Von 1970 bis 1972 war von Braun sogar Nasa-Vizechef und setzte sich für eine Fortführung der Projekte ein, darunter auch für eine bemannte Mars-Mission – sie wurde erst kürzlich wohl endgültig gestoppt (JF 7/12). Enttäuscht von den damals vietnamkriegsbedingten starken Budgetkürzungen verließ von Braun 1972 die Nasa und wurde Vizepräsident des Luft- und Raumfahrtkonzerns Fairchild. Nur fünf Jahre später, am 16. Juni 1977, starb er an Nierenkrebs. Auf dem Grabstein stehen der Name, das Geburts- und das Todesjahr sowie aus der Bibel (Psalm 19) die Worte: „Die Himmel erzählen von der Herrlichkeit Gottes; und die Ausdehnung verkündet seiner Hände Werk“.

 

Kontroverse um von Brauns NS-Zeit

Tausende von deutschen Experten wurden 1945/46 von den Siegermächten verhaftet und in die USA oder die Sowjetunion gebracht.

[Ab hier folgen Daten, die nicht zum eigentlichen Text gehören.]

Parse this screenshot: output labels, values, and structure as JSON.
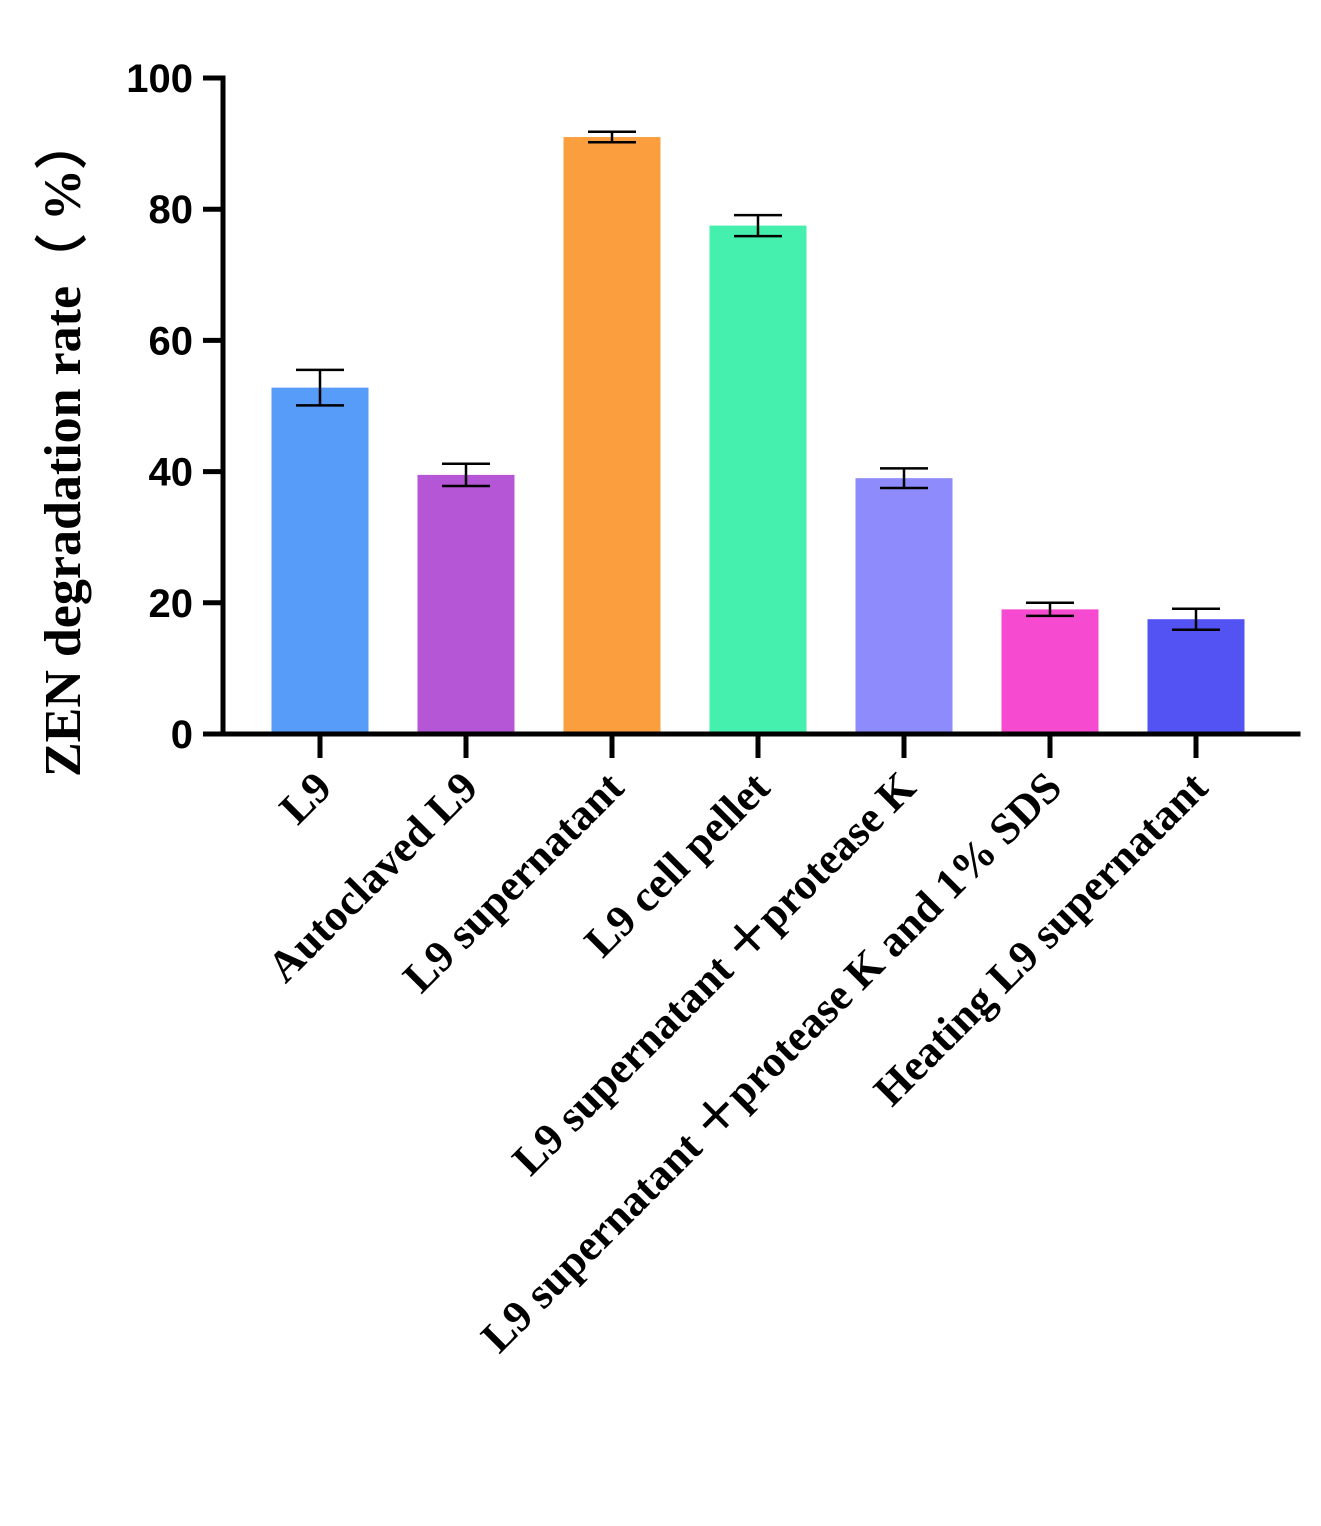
{
  "chart_data": {
    "type": "bar",
    "title": "",
    "xlabel": "",
    "ylabel": "ZEN degradation rate（ %）",
    "ylim": [
      0,
      100
    ],
    "yticks": [
      0,
      20,
      40,
      60,
      80,
      100
    ],
    "grid": false,
    "categories": [
      "L9",
      "Autoclaved L9",
      "L9 supernatant",
      "L9 cell pellet",
      "L9 supernatant ＋protease K",
      "L9 supernatant ＋protease K and 1% SDS",
      "Heating L9 supernatant"
    ],
    "values": [
      52.8,
      39.5,
      91.0,
      77.5,
      39.0,
      19.0,
      17.5
    ],
    "errors": [
      2.7,
      1.7,
      0.8,
      1.6,
      1.5,
      1.0,
      1.6
    ],
    "colors": [
      "#579cf8",
      "#b556d6",
      "#fb9e3d",
      "#45efad",
      "#8e8cfc",
      "#f64bd0",
      "#5352f3"
    ]
  }
}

Ihr Fachwissen war unverzichtbar, ihre häufige NS-Verstrickung war detailliert bekannt. Um im Kalten Krieg nicht ins Hintertreffen zu geraten, wurden belastende Dokumente von den Geheimdiensten beiseite geschafft – auch solche über Wernher von Braun („Operation Paperclip“), wie ein Bericht des Office of Special Investigations (OSI) des US-Justizministeriums dokumentiert. Von Braun wurde gebraucht – für die militärische wie die zivile Raumfahrt. Von Deutschen und Amerikanern wurde der Technikpionier dafür jahrzehntelang verehrt. Seit den neunziger Jahren kam von Brauns NS-Zeit dann stärker in die Debatte, sogar die zwei nach ihm benannten Schulen (in Neuhof/Hessen und Friedberg/Bayern) sollten umbenannt werden. In der Ausstellung im Kennedy Space Center/Florida werden von Brauns Leistungen inzwischen fast verschwiegen. Anders im Space & Rocket Center/Alabama: Dort läuft derzeit die Ausstellung „100 Years of Von Braun – His American Journey“.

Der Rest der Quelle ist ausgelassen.